Project Summary Pancreatic beta cells derived from human induced pluripotent stem cells (hiPSCs) hold the potential to dramatically change the treatment of type 1 diabetes (T1D). To realize the therapeutic application of these cells, however, we need to develop a robust and rapid means for generating beta cells. Here, the investigators propose a novel paradigm for direct programming of hiPSC into beta cells via CRISPR activation of transcription factors (TFs). These CRISPR activation effectors will be delivered into hiPSCs using modRNAs, avoiding genomic integrations by previous viral vector approach. Furthermore, the investigators will also use recent advances in gene editing to generate universal donor hiPSC clones, which will be used for beta cell programming. These universal donor beta cells can be used for allogeneic transplantation without immune rejections. First, the investigators will investigate optimal msgRNAs for activation of pancreatic TFs in hiPSCs. Next, they will use a multiplexed msgRNA expression system to express all msgRNAs to activate numerous msgRNAs coupled with the dCas9 activator modRNA to study beta cell programming. In Aim 3, the investigators will generate immune-privileged beta cells via programming of universal donor hiPSCs. Universal donor hiPSCs will be generated by removing B2M to inhibit T cell-mediated rejection, and by overexpression of HLA-E trimer to avoid the natural killer (NK) cell-mediated lysis of transplanted cells. The investigators will then use in vitro and in vivo assays to characterize programmed beta cells. For in vitro experiments, the investigator will perform glucose stimulated insulin secretion assay. For in vivo assays, the investigator will use the NRG Akita mice to test whether programmed beta cells can reverse diabetes in vivo. The investigator will also use humanized NSG mice to study whether programmed beta cells from universal donor hiPSCs exhibit immune evasive properties as compared to cells generated from normal hiPSCs.
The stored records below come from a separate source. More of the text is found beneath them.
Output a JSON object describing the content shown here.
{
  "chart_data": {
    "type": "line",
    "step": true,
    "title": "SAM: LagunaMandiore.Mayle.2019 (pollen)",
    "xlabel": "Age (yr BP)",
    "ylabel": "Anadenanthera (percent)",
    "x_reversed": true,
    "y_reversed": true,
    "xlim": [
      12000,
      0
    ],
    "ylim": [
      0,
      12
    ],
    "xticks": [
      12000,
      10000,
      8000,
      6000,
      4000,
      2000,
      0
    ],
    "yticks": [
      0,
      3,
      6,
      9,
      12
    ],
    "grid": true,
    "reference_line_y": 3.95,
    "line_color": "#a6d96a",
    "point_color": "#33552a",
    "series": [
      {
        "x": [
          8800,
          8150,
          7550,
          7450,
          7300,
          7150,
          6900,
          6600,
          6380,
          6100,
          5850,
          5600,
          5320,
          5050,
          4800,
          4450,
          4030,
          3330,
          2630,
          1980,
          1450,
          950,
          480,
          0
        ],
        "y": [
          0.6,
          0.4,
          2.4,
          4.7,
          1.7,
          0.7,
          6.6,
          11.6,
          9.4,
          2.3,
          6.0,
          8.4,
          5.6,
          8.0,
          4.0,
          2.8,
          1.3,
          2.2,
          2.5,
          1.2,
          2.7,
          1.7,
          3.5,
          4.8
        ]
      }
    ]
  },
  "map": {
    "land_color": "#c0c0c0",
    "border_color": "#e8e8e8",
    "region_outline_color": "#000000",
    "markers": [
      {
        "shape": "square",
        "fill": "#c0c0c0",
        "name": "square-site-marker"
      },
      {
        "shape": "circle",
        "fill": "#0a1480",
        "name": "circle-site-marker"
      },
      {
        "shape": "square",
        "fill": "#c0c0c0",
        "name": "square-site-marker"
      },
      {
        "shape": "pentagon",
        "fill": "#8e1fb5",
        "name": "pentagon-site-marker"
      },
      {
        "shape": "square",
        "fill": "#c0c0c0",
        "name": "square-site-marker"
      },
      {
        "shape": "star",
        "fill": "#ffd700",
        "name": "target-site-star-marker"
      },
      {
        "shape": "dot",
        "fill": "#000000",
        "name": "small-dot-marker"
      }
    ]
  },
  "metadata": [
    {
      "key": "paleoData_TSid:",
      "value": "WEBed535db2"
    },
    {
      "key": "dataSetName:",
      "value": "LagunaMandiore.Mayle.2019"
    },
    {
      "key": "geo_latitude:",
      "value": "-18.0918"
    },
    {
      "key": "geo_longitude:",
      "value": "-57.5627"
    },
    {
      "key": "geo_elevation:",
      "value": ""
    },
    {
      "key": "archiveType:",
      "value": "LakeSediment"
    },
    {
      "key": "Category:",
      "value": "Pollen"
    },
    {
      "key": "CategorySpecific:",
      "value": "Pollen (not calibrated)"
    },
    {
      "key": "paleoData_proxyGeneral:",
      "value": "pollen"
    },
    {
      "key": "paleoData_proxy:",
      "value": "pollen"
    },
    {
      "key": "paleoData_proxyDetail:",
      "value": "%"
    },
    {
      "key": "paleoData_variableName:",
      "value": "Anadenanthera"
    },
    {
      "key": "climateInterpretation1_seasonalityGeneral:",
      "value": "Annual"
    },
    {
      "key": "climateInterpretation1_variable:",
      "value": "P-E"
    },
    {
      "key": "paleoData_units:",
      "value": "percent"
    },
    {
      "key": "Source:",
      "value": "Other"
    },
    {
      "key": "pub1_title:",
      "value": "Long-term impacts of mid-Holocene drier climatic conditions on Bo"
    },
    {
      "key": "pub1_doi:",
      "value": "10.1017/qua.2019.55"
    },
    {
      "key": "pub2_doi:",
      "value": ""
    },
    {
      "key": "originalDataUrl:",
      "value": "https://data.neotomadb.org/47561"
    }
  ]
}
项目摘要 来源于人诱导多能干细胞(HiPSCs)的胰岛β细胞具有 极大地改变了1型糖尿病(T1D)的治疗。为了实现这些药物的治疗应用 然而，我们需要开发一种强大而快速的方法来产生β细胞。在这里，调查人员 提出了一种通过激活CRISPR将HiPSC直接编程到β细胞中的新范式 转录因子(TF)。这些CRISPR激活效应器将使用modRNAs传递到HiPSCs中， 避免通过以前的病毒载体方法进行基因组整合。此外，调查人员还将使用 基因编辑在产生将用于β细胞的通用供体HiPSC克隆方面的最新进展 编程。这些通用的供体β细胞可以用于无免疫的同种异体移植。 拒绝。 首先，研究人员将研究在HiPSCs中激活胰腺转录因子的最佳msgRNAs。接下来，他们 将使用多路msgRNA表达系统表达所有msgRNAs以激活大量msgRNAs 与dCas9激活子modRNA结合，研究β细胞编程。在《目标3》中，调查人员将 通过编程通用捐赠者的HiPSCs来产生免疫特权的β细胞。全能供体hPSCs 将通过去除B2M来抑制T细胞介导的排斥反应以及通过过表达HLA-E三聚体来产生 以避免自然杀伤(NK)细胞介导的移植细胞裂解。然后，研究人员将在体外使用 并在体内进行测试，以表征程序化的β细胞。对于体外实验，研究人员将 进行葡萄糖刺激的胰岛素分泌试验。对于活体检测，研究人员将使用NRG Akita 以测试程序化的β细胞是否能在体内逆转糖尿病。调查员还将使用 人源化NSG小鼠研究来自通用捐赠者HiPSCs的编程β细胞是否表现出免疫力 与正常的HiPSCs产生的细胞相比，它具有逃避特性。